Shelley Deane is the Director of Brehon Advisory working on conflict, education, mediation and investment in the Middle East and North Africa. Formerly Assistant Professor of International Relations and Middle East Politics at Bowdoin College, Shelley researches the ending and mending of conflicts, mediation and negotiation, peace agreements, security pacts, factions, and states in conflict. She has mediation, aid, development and security experience in Iraq, Egypt, Lebanon, Jordan, Tunisia, Palestine, the UAE and Ireland. Shelley has a PhD in Government from the LSE (London School of Economics and Political Science), is a board member with GOAL UK, and a Visiting Fellow at ISCTSJ (Institute for the Study of Conflict Transformation and Social Justice) at Queens University Belfast.

Clemens Hoffmann received his DPhil in International Relations from the University of Sussex in 2010 with a thesis on post-Ottoman state formation entitled the ‘Fallacy of Modernity’. More recently, his work has focused on the relation between political rule and its relationship to nature, exploring the origins of and alternatives to hydrocarbon-based state-led developmentalism through the lens of a geopolitical ecology.
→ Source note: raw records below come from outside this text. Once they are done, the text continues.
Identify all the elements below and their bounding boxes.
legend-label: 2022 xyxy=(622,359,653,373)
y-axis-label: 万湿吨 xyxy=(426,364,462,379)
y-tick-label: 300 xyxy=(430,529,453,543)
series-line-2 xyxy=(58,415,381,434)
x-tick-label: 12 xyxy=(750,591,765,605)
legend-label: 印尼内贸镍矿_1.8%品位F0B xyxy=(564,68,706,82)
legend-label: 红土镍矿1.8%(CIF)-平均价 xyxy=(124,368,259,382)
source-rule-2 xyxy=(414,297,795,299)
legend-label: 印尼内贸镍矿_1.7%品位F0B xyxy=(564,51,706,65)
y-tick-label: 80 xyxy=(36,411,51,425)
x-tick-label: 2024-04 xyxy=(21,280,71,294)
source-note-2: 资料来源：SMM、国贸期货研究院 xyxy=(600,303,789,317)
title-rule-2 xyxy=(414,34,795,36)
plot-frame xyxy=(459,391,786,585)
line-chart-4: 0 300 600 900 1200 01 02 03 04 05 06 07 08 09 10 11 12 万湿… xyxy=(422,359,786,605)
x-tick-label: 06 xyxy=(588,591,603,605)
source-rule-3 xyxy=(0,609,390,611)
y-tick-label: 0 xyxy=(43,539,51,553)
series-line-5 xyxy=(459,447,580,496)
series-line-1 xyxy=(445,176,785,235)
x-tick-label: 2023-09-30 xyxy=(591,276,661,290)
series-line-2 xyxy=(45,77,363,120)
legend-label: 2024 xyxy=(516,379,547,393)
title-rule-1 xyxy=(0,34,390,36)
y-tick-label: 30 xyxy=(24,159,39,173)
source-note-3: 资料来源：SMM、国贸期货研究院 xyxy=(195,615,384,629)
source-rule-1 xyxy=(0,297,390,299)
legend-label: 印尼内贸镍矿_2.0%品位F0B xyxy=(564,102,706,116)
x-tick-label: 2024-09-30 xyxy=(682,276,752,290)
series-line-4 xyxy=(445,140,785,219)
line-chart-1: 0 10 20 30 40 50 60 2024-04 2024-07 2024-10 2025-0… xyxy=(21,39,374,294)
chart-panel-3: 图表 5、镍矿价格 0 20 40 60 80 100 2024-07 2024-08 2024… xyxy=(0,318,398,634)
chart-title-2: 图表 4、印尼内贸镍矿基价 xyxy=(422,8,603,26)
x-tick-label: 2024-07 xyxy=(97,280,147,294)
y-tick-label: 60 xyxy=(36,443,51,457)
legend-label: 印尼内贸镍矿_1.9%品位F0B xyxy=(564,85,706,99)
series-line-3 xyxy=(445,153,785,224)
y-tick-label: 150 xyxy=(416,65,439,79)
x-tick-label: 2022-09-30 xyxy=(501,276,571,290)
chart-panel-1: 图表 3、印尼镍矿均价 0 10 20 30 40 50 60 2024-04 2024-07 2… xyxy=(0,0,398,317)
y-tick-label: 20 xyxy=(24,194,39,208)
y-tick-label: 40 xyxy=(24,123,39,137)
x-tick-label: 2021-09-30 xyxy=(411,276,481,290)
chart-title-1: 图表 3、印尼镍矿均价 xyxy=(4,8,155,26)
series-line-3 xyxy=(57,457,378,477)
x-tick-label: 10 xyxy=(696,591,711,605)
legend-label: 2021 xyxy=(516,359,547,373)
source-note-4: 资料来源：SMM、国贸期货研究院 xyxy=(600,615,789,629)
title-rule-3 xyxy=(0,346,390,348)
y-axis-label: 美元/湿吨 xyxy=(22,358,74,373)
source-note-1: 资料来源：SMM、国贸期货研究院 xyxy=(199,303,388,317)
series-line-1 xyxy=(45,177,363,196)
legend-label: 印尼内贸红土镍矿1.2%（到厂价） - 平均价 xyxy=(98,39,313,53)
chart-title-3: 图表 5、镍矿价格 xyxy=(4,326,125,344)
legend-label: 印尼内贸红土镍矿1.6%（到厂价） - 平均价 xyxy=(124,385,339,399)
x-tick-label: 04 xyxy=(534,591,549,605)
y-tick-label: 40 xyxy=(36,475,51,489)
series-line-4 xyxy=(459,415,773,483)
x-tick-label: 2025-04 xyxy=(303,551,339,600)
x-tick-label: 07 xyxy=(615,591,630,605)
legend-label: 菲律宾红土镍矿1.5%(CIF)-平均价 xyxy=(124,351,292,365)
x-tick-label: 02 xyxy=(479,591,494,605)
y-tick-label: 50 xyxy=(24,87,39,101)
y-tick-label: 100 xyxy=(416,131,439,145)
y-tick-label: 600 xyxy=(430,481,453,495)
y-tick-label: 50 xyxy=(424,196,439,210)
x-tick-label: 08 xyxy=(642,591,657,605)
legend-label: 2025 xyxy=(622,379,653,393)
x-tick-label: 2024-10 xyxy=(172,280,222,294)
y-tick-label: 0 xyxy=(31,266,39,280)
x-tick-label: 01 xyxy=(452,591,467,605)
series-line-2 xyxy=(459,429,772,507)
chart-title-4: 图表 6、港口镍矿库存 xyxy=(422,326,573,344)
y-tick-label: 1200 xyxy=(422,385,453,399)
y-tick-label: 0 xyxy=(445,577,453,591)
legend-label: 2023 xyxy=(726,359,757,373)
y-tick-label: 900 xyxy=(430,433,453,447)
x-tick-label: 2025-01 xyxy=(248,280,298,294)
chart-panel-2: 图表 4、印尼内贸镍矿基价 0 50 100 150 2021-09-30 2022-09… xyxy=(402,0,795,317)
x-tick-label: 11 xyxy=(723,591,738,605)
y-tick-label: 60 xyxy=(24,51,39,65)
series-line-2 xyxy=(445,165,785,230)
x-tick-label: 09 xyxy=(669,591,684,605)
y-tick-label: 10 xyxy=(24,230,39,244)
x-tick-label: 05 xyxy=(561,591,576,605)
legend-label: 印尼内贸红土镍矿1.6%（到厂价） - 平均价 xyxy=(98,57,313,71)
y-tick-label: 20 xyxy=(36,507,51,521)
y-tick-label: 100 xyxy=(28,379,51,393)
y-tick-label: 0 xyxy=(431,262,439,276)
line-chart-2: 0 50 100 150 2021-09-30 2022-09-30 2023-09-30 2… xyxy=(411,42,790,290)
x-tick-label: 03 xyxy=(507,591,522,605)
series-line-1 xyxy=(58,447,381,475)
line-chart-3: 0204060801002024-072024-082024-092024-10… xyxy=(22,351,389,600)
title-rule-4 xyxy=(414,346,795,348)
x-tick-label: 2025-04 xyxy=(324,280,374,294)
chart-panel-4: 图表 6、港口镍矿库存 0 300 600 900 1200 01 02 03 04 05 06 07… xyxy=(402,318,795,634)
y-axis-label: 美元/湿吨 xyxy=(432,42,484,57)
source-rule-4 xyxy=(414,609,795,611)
He currently works as an Assistant Professor at Bilkent University, Ankara, Turkey, where he teaches World Politics, Development and Environment courses. He has published in Global Environmental Change, Environment and Planning C: Government and Policy, Cambridge Review of International Affairs and Cooperation and Conflict.

Jan Selby is Professor of International Relations at the University of Sussex, and Director of the Sussex Centre for Conflict and Security Research. His research focuses on environmental security, peace processes, the linkages between conflict and development, and the Israeli-Palestinian conflict. He is author of Water, Power and Politics in the Middle East (I.B. Tauris, 2003) and more recent books and articles on climate security, militarism, liberal peace-building, International Relations theory, and Israeli-Palestinian water politics.

Magdy Rezk obtained his Bachelor of Science in Economics from Cairo University in 1981 and has been Director of the Center for Egyptian Affairs Studies, since September 2013. Previous experience includes positions as Deputy Director, Center for Political and Strategic Studies, Al-Ahram newspaper; Editor in Chief of Ahwal Masria Review (previously Vice Editor); and Senior Economist at the Center for Political and Strategic Studies, Al-Ahram newspaper (previously Economic Researcher and Assistant Researcher). Magdy’s research areas are Egyptian and Regional Economies (especially Iran and GCC Countries).

Mariz Tadros is the Power and Popular Politics Cluster co-leader at the Institute of Development Studies (IDS). She is the author of Resistance, Revolt and Gender Justice in Egypt (Syracuse University Press, 2016); Copts at the Crossroads (American University Press and Oxford University Press of America, 2013) and The Muslim Brotherhood in Contemporary Egypt (Routledge, 2012). She is also the editor of the volume Women in Politics (Zed Books, 2014) and has written extensively on democratisation, unruly politics and citizen engagement in the Middle East.